Here are a few providers of home technology that I picked up leaflets about:
- TED Alert – This company have produced a smart watch that enables you to monitor your loved ones to ensure their safety, with GPS that can track the user and trigger an alert when they leave a certain area. It can also be used to make calls, includes health sensors, and has an SOS button to make an emergency call.
- Med Page – Assistive technology to help the disabled and elderly live independently, including living aids, seizure movement detectors, observation cameras, alarms, aids for deaf people, and more.
- Thomas Sanderson – Smart window blinds, meaning you can just press a button to adjust the light entering your room using their Powerview system.
Here are some of the companies offering accessible travel experiences that I became aware of at the show, either from exhibitors I spoke to or leaflets I picked up
- Accessible Indonesia – Tours for disabled people in Indonesia.
- Bask For All – Tours and accommodation in the Basque Country.

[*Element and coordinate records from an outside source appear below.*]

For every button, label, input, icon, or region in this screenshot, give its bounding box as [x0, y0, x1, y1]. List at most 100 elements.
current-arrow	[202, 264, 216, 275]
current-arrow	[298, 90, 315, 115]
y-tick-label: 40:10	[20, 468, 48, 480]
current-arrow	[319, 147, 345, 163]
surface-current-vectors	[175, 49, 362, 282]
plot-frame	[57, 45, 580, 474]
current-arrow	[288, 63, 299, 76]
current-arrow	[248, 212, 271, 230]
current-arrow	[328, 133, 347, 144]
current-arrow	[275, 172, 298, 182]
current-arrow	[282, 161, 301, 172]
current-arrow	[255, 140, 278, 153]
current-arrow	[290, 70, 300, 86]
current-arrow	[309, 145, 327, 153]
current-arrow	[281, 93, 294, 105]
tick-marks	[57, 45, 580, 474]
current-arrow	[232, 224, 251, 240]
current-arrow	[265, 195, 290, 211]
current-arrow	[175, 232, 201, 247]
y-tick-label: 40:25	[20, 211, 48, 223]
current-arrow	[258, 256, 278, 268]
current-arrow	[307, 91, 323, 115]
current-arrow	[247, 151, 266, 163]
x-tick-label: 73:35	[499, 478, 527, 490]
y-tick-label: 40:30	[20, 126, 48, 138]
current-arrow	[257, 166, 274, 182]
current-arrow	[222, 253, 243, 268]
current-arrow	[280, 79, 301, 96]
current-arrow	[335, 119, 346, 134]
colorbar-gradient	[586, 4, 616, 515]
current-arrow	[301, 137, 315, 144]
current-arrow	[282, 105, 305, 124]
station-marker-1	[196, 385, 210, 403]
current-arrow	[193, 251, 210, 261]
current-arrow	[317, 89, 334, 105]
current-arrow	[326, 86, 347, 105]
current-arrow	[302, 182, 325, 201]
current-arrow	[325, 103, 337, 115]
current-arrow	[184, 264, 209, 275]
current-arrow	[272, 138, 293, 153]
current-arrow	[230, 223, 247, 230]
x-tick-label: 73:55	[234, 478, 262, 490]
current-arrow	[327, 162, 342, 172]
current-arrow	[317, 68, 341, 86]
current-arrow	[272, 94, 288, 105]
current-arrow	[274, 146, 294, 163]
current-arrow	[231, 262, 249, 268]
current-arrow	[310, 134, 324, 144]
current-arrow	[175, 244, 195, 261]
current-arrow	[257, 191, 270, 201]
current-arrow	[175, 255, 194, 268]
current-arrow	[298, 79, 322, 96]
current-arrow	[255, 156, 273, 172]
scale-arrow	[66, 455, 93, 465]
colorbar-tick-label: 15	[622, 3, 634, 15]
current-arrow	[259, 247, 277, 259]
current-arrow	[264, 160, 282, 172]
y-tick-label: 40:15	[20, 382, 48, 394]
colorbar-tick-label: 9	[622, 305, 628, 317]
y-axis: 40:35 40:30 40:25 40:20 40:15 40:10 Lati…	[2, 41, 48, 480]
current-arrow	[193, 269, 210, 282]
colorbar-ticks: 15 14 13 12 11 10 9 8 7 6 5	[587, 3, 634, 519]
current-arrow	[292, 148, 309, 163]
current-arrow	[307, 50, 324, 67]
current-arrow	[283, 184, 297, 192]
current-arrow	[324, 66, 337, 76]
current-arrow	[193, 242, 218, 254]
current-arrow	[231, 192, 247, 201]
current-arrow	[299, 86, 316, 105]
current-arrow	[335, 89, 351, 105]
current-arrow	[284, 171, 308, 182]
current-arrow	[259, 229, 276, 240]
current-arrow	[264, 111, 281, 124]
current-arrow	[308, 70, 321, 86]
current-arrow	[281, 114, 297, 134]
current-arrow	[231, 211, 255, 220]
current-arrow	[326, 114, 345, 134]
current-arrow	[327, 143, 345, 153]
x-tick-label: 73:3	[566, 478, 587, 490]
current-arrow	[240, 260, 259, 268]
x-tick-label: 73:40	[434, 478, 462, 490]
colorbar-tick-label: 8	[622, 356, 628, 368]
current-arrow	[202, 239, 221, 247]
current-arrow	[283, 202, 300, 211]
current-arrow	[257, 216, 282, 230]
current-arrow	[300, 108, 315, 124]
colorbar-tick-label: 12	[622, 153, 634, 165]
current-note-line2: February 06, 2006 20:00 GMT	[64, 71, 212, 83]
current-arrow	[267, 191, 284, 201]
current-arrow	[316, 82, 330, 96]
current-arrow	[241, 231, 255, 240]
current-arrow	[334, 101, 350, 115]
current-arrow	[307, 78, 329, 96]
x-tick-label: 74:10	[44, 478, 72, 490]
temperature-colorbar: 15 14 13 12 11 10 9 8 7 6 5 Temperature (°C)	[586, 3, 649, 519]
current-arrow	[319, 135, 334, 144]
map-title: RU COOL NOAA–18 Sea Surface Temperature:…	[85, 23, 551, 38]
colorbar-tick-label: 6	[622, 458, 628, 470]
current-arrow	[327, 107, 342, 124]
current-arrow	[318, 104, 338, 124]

- Cadamà – A wheelchair accessible sailing boat in Italy.
- Church Farm Barns – Disabled-friendly holiday cottages in North Norfolk.
- Destination Everywhere – Online resource to help you find accessible accommodation, services and experiences.
- Accessible Romania – Holidays by Sano Touring.
- Tourism For All – Holidays in Portugal.
Wheelchairs & Scooters
A lot of the show is dedicated to wheelchairs and scooters, and vehicles that can accommodate them. It’s not of relevance or interest to me in my situation, but here are a few of the companies that I became aware of:
- Quantum Rehab – Power chairs, scooters and lift chairs, deserving of a mention because fellow blogger Shona Louise was at Naidex representing them, though I didn’t get a chance to say hello unfortunately.
- KYMCO Healthcare – Mobility scooters.
- Mountain Trike – All-terrain outdoor wheelchairs.
- SMOOV – Creators of the Smoov One wheelchair with electric drive.
To see more about this year’s event, check out these links
- Chloe Tear – What Naidex Is Like / Talks & Panels / Video Footage
- Simply Emma
- The World In My Words
- When Tania Talks (Vlog)
- Able Magazine
- Disability Horizons – Survival Guide
I really enjoyed looking around Naidex again this year, and I’m glad I planned ahead carefully, given how much there was to take in. The talk by Warwick Davis was very special, it was wonderful to meet a couple of other bloggers, and I learnt a lot from the many exhibitors I interacted with.
So I can definitely recommend going along, because there’s a huge amount to discover and a lot of great people to meet, and it’s free to attend.
Naidex will return to the NEC Birmingham on 17 & 18 March 2020 if you want to put the date in your diary. But in the meantime, thank you for reading about my visit to this year’s event. Thank you also to Naidex for inviting me to be an ambassador for the second year running, and for a great show overall!